In many ways, I was luckier than most candidates in such circumstances. For whatever reason, at some point my campaign began to generate that mysterious, elusive quality of momentum, of buzz; it became fashionable among wealthy donors to promote my cause, and small donors around the state began sending checks through the Internet at a pace we had never anticipated. Ironically, my dark-horse status protected me from some of the more dangerous pitfalls of fund-raising: Most of the corporate PACs avoided me, and so I owed them nothing; the handful of PACs that did give, like the League of Conservation Voters, typically represented causes I believed in and had long fought for. Mr. Hull still ended up outspending me by a factor of six to one. But to his credit (although perhaps to his regret) he never ran a negative TV ad against me. My poll numbers stayed within shouting distance of his, and in the final weeks of the campaign, just as my own TV spots started running and my numbers began to surge, his campaign imploded when allegations surfaced that he’d had some ugly run-ins with an ex-wife.
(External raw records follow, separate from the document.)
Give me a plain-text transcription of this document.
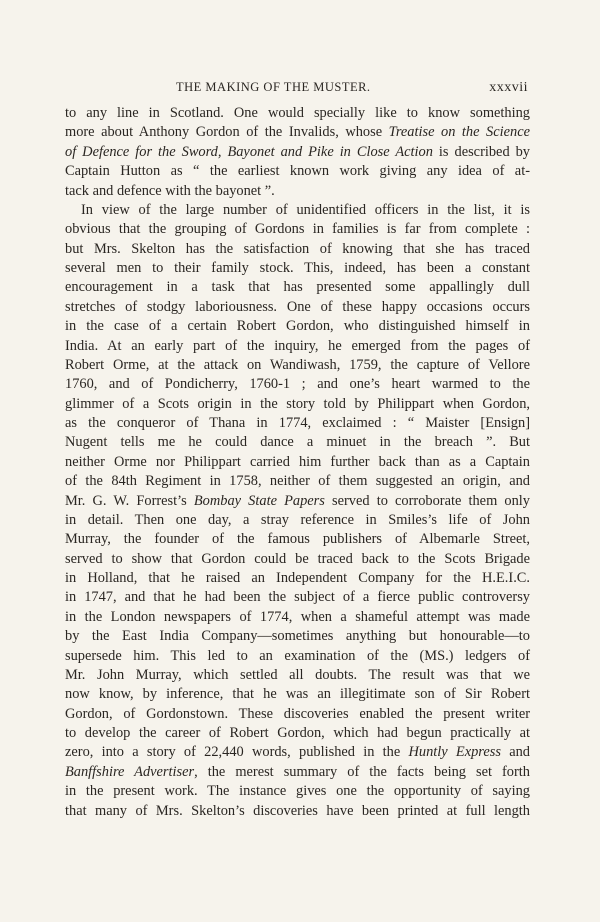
THE MAKING OF THE MUSTER.	xxxvii
to any line in Scotland. One would specially like to know something
more about Anthony Gordon of the Invalids, whose Treatise on the Science
of Defence for the Sword, Bayonet and Pike in Close Action is described by
Captain Hutton as “ the earliest known work giving any idea of at-
tack and defence with the bayonet ”.
In view of the large number of unidentified officers in the list, it is
obvious that the grouping of Gordons in families is far from complete :
but Mrs. Skelton has the satisfaction of knowing that she has traced
several men to their family stock. This, indeed, has been a constant
encouragement in a task that has presented some appallingly dull
stretches of stodgy laboriousness. One of these happy occasions occurs
in the case of a certain Robert Gordon, who distinguished himself in
India. At an early part of the inquiry, he emerged from the pages of
Robert Orme, at the attack on Wandiwash, 1759, the capture of Vellore
1760, and of Pondicherry, 1760-1 ; and one’s heart warmed to the
glimmer of a Scots origin in the story told by Philippart when Gordon,
as the conqueror of Thana in 1774, exclaimed : “ Maister [Ensign]
Nugent tells me he could dance a minuet in the breach ”. But
neither Orme nor Philippart carried him further back than as a Captain
of the 84th Regiment in 1758, neither of them suggested an origin, and
Mr. G. W. Forrest’s Bombay State Papers served to corroborate them only
in detail. Then one day, a stray reference in Smiles’s life of John
Murray, the founder of the famous publishers of Albemarle Street,
served to show that Gordon could be traced back to the Scots Brigade
in Holland, that he raised an Independent Company for the H.E.I.C.
in 1747, and that he had been the subject of a fierce public controversy
in the London newspapers of 1774, when a shameful attempt was made
by the East India Company—sometimes anything but honourable—to
supersede him. This led to an examination of the (MS.) ledgers of
Mr. John Murray, which settled all doubts. The result was that we
now know, by inference, that he was an illegitimate son of Sir Robert
Gordon, of Gordonstown. These discoveries enabled the present writer
to develop the career of Robert Gordon, which had begun practically at
zero, into a story of 22,440 words, published in the Huntly Express and
Banffshire Advertiser, the merest summary of the facts being set forth
in the present work. The instance gives one the opportunity of saying
that many of Mrs. Skelton’s discoveries have been printed at full length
So for me, at least, the lack of wealth or significant corporate support wasn’t a barrier to victory. Still, I can’t assume that the money chase didn’t alter me in some ways. Certainly it eliminated any sense of shame I once had in asking strangers for large sums of money. By the end of the campaign, the banter and small talk that had once accompanied my solicitation calls were eliminated. I cut to the chase and tried not to take no for an answer.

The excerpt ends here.